Hi-ResNet: A High-Resolution Remote Sensing Network for Semantic Segmentation

High-resolution remote sensing (HRS) semantic segmentation extracts key objects from high-resolution coverage areas. However, objects of the same category within HRS images generally show significant differences in scale and shape across diverse geographical environments, making it difficult to fit the data distribution. Additionally, a complex background environment causes similar appearances of objects of different categories, which precipitates a substantial number of objects into misclassification as background. These issues make existing learning algorithms sub-optimal. In this work, we solve the above-mentioned problems by proposing a High-resolution remote sensing network (Hi-ResNet) with efficient network structure designs, which consists of a funnel module, a multi-branch module with stacks of information aggregation (IA) blocks, and a feature refinement module, sequentially, and Class-agnostic Edge Aware (CEA) loss. Specifically, we propose a funnel module to downsample, which reduces the computational cost, and extract high-resolution semantic information from the initial input image. Secondly, we downsample the processed feature images into multi-resolution branches incrementally to capture image features at different scales and apply IA blocks, which capture key latent information by leveraging attention mechanisms, for effective feature aggregation, distinguishing image features of the same class with variant scales and shapes. Finally, our feature refinement module integrate the CEA loss function, which disambiguates inter-class objects with similar shapes and increases the data distribution distance for correct predictions. With effective pre-training strategies, we demonstrated the superiority of Hi-ResNet over state-of-the-art methods on three HRS segmentation benchmarks.
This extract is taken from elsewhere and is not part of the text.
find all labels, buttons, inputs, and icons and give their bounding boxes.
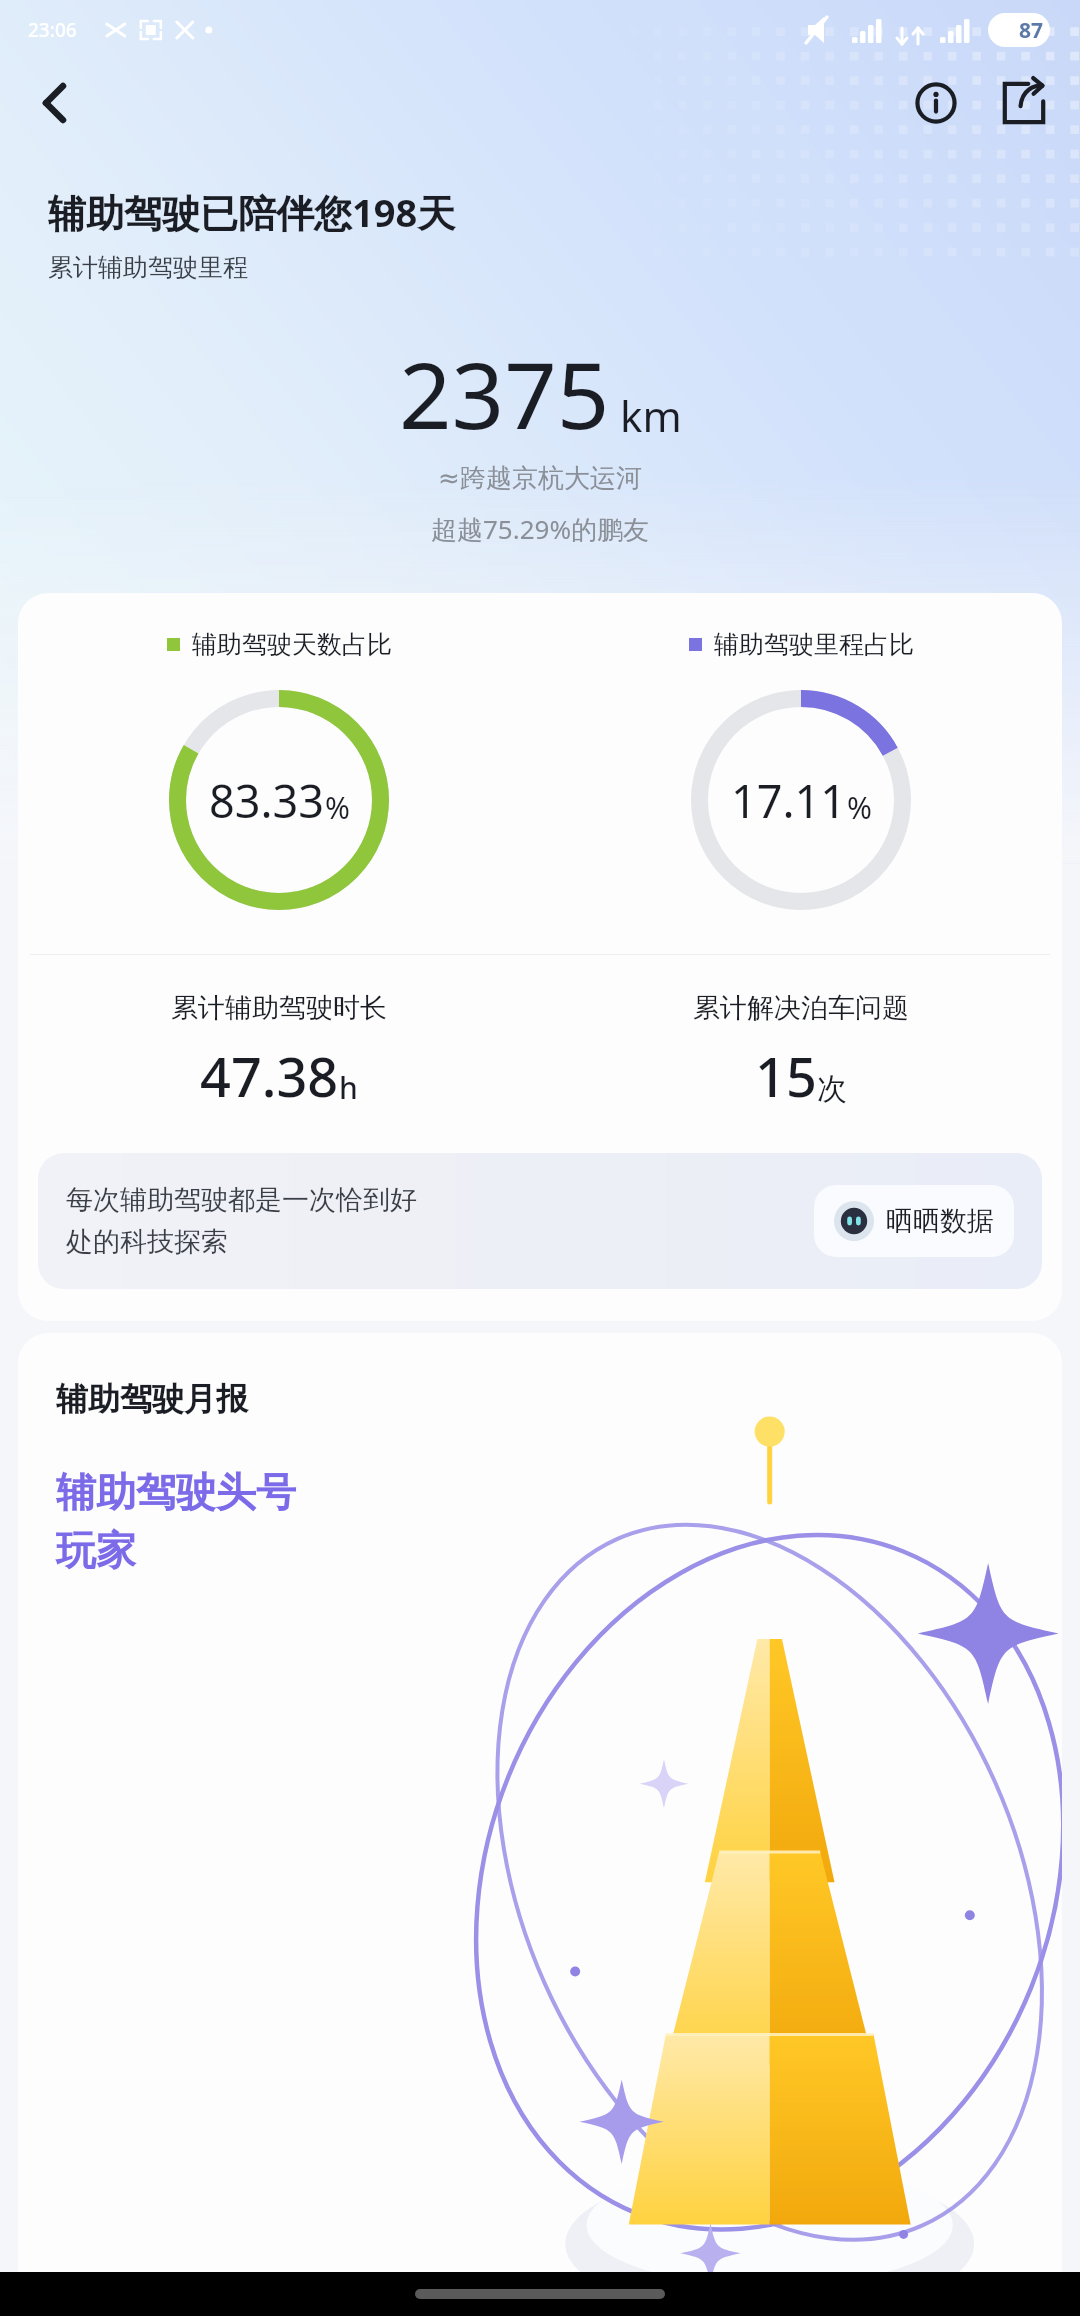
staticText: 2375	[399, 331, 610, 456]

翻译：高分辨率遥感（HRS）语义分割从高分辨率覆盖区域中提取关键目标。然而，HRS图像中同一类别的目标在不同地理环境下通常表现出显著的尺度与形状差异，导致数据分布难以拟合。此外，复杂的背景环境使不同类别的目标呈现相似外观，进而引发大量目标被误分类为背景。这些问题导致现有学习算法的性能欠佳。本文通过提出一种具有高效网络结构设计的高分辨率遥感网络（Hi-ResNet）来解决上述问题，该网络依次包含漏斗模块、由多个信息聚合（IA）块堆叠而成的多分支模块、特征细化模块，以及类别无关边缘感知（CEA）损失函数。具体而言，我们提出漏斗模块进行下采样，在降低计算成本的同时从初始输入图像中提取高分辨率语义信息。其次，我们将处理后的特征图像逐步下采样为多分辨率分支，以捕获不同尺度的图像特征，并应用IA块——通过注意力机制捕获关键潜在信息——实现高效特征聚合，从而区分具有不同尺度与形状的同类图像特征。最后，我们的特征细化模块集成CEA损失函数，该函数消除具有相似形状的类间目标歧义，并通过增大数据分布距离实现正确预测。借助有效的预训练策略，我们在三个HRS分割基准上证明了Hi-ResNet相较于现有最优方法的优越性。